Howard Fillit, MD, the founding executive director of the Alzheimer’s Drug Discovery Foundation, said he believes the infrastructure can change to accommodate the need, as occurred for cancer treatments. “Up till now, there really hasn’t been an incentive for infusion centers that are focused on Alzheimer’s disease,” he said.

Cost a Major Issue

The drug’s cost is another major issue. The price tag is set to go beyond the $26,500 proposed annual acquisition cost of the drug. Ancillary spending ― including costs for imaging ― could add up to more than $7000 per patient.

For patients and their families, it’s a difficult trade-off.
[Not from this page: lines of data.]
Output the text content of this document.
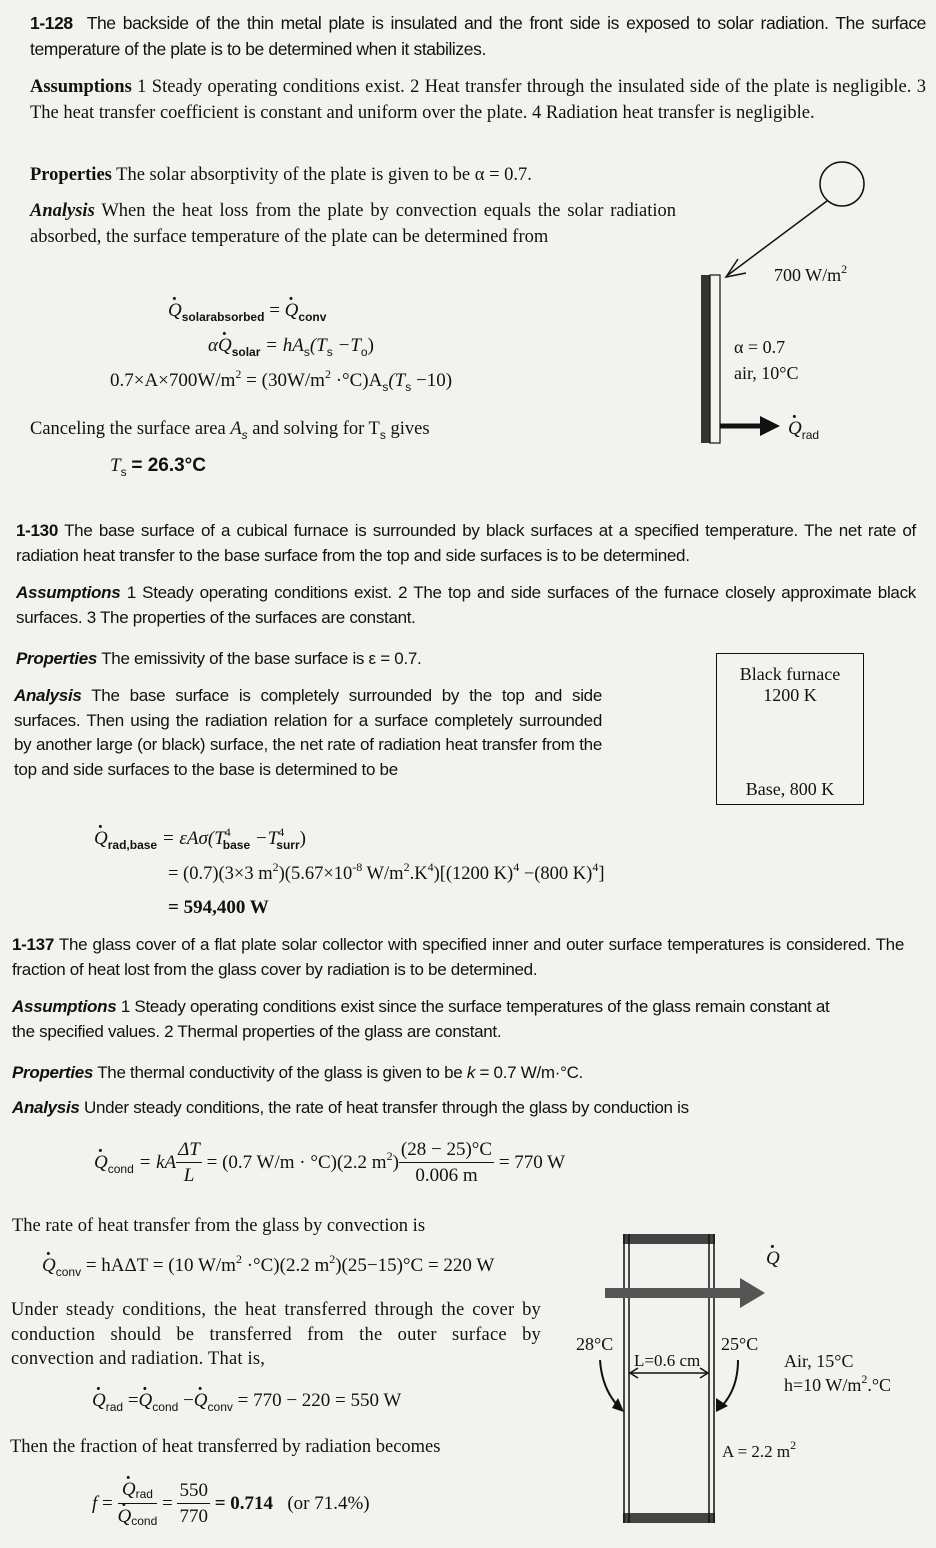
1-128 The backside of the thin metal plate is insulated and the front side is exposed to solar radiation. The surface temperature of the plate is to be determined when it stabilizes.
Assumptions 1 Steady operating conditions exist. 2 Heat transfer through the insulated side of the plate is negligible. 3 The heat transfer coefficient is constant and uniform over the plate. 4 Radiation heat transfer is negligible.
Properties The solar absorptivity of the plate is given to be α = 0.7.
Analysis When the heat loss from the plate by convection equals the solar radiation absorbed, the surface temperature of the plate can be determined from
. $Q_{solarabsorbed}$ = . $Q_{conv}$
α. $Q_{solar} = hA_s(T_s -T_o)$
$0.7\times A\times 700W/m^2 = (30W/m^2 \cdot^\circ C)A_s(T_s -10)$
Canceling the surface area $A_s$ and solving for $T_s$ gives
$T_s = 26.3^\circ C$
700 $W/m^2$
α = 0.7
air, 10°C
. $Q_{rad}$
1-130 The base surface of a cubical furnace is surrounded by black surfaces at a specified temperature. The net rate of radiation heat transfer to the base surface from the top and side surfaces is to be determined.
Assumptions 1 Steady operating conditions exist. 2 The top and side surfaces of the furnace closely approximate black surfaces. 3 The properties of the surfaces are constant.
Properties The emissivity of the base surface is ε = 0.7.
Analysis The base surface is completely surrounded by the top and side surfaces. Then using the radiation relation for a surface completely surrounded by another large (or black) surface, the net rate of radiation heat transfer from the top and side surfaces to the base is determined to be
. $Q_{rad,base} = \varepsilon A\sigma(T^4_{base} -T^4_{surr})$
= (0.7)(3×3 $m^2)(5.67\times 10^{-8}$ $W/m^2.K^4)[(1200$ K)$^4$ −(800 K)$^4$]
= 594,400 W
Black furnace
1200 K
Base, 800 K
1-137 The glass cover of a flat plate solar collector with specified inner and outer surface temperatures is considered. The fraction of heat lost from the glass cover by radiation is to be determined.
Assumptions 1 Steady operating conditions exist since the surface temperatures of the glass remain constant at the specified values. 2 Thermal properties of the glass are constant.
Properties The thermal conductivity of the glass is given to be k = 0.7 W/m·°C.
Analysis Under steady conditions, the rate of heat transfer through the glass by conduction is
. $Q_{cond}$ = kA $\frac{\Delta T}{L} = (0.7$ W/m · °C)(2.2 $m^2) \frac{(28 - 25)^\circ C}{0.006 m} = 770$ W
The rate of heat transfer from the glass by convection is
. $Q_{conv} = hA\Delta T = (10$ $W/m^2 \cdot^\circ C)(2.2$ $m^2)(25-15)^\circ C = 220$ W
Under steady conditions, the heat transferred through the cover by conduction should be transferred from the outer surface by convection and radiation. That is,
. $Q_{rad}$ =. $Q_{cond}$ −. $Q_{conv} = 770 - 220 = 550$ W
Then the fraction of heat transferred by radiation becomes
f = . Qrad
. Qcond = $\frac{550}{770} = 0.714$ (or 71.4%)
. Q
28°C	25°C
L=0.6 cm	Air, 15°C
h=10 $W/m^2.^\circ C$
A = 2.2 $m^2$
For people with mild MCI, the rate of decline is often slow, even if they’re amyloid positive, said Knopman. “There’s no ability to say, it will happen next year, or 3 years from now, or 6 years from now,” he said.

Many people will come forward for treatment who might have a stroke or get run over by a bus in 5 to 10 years’ time before they develop dementia, said Howard. “When you weigh up the really tiny benefits with those costs, and very real risks, I wouldn’t want this for my patients, and if I had a family member with Alzheimer’s disease, I wouldn’t want them to have it.”

But for patients and families struggling with AD, little else is available to address the underlying disease process. “I think this is going to be important for people,” said Petersen. “And yes, there are some side effects. Yes, it’s going to be expensive, but I think this is just the first step, and only the first step, in treating these degenerative diseases.”

“I’m very excited because I’ve seen our field go from a time when there was very little knowledge about the disease to a time now where we have tremendous knowledge about the disease,” said Fillit. “It provides a lot of hope for the patients and their loved ones.”

Not Clinically Useful?

While the drug is no panacea, there is hope that lecanemab marks a new era in AD research ― signaling better therapies to come.

Lecanemab only targets amyloid, but another research focus is tau. Several drugs aimed at this protein are in development.

“Treating one element of the disease may be helpful but probably insufficient in the long run,” said Petersen. “Ultimately, we’re going to need a combination therapy that will attack several aspects of Alzheimer’s disease and other conditions that exist with Alzheimer’s disease.”

Howard said there is a danger in skewing research toward amyloid because that will mean that the bulk of available resources would flow into a drug class that, “while scientifically interesting, is not really clinically useful.”